Prediction and Forecasting of Air Quality Index in Chennai using Regression and ARIMA time series models
Abstract
Air is one of the most fundamental constituents for the sustenance of life on Earth. The meteorological and traffic factors, consumption of non-renewable energy sources, and industrial parameters are steadily increasing Air pollution. These factors affect the welfare and prosperity of life on Earth; therefore, the nature of air quality in our environment needs to be monitored continuously. The Air Quality Index (AQI) which indicates the quality of air is influenced by several individual factors such as accumulation of NO2, CO, O3, PM2.5, SO2, and PM10. This research paper aims to predict and forecast the AQI, with the help of Machine Learning (ML) techniques namely linear regression and time series analysis. Primarily, Multi Linear Regression (MLR) model, supervised machine learning is developed to predict AQI. NO2, Ozone (O3), PM 2.5 and SO2 sensor output collected from Central Pollution Control Board (CPCB) – Chennai region, India feed as input features and optimized AQI calculated from sensor’s output set as a target to train the regression model.

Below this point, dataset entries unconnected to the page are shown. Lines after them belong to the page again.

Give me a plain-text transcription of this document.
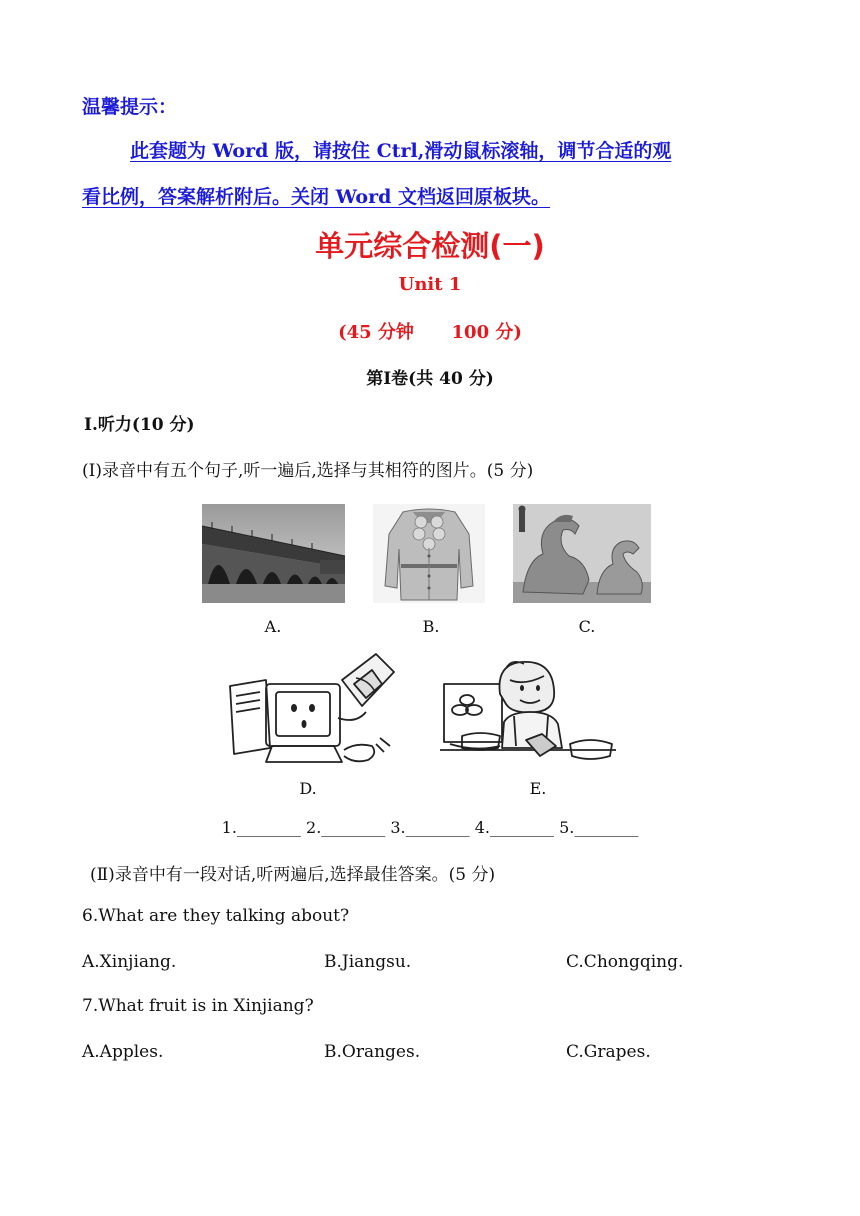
温馨提示：
此套题为 Word 版，请按住 Ctrl,滑动鼠标滚轴，调节合适的观
看比例，答案解析附后。关闭 Word 文档返回原板块。
单元综合检测(一)
Unit 1
(45 分钟      100 分)
第Ⅰ卷(共 40 分)
Ⅰ.听力(10 分)
(Ⅰ)录音中有五个句子,听一遍后,选择与其相符的图片。(5 分)
A.	B.	C.
D.	E.
1.________ 2.________ 3.________ 4.________ 5.________
(Ⅱ)录音中有一段对话,听两遍后,选择最佳答案。(5 分)
6.What are they talking about?
A.Xinjiang.	B.Jiangsu.	C.Chongqing.
7.What fruit is in Xinjiang?
A.Apples.	B.Oranges.	C.Grapes.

The obtained model parameters are validated with new and unseen sensor’s output. The performance is analyzed using different quantitative indices. Secondly, the Auto Regressive Integrated Moving Average (ARIMA) time series model is applied to forecast the AQI in future time. The obtained model parameters are again validated with new unobserved data for time. The result shows that both models are highly efficient and accurate in predicting and forecasting AQI.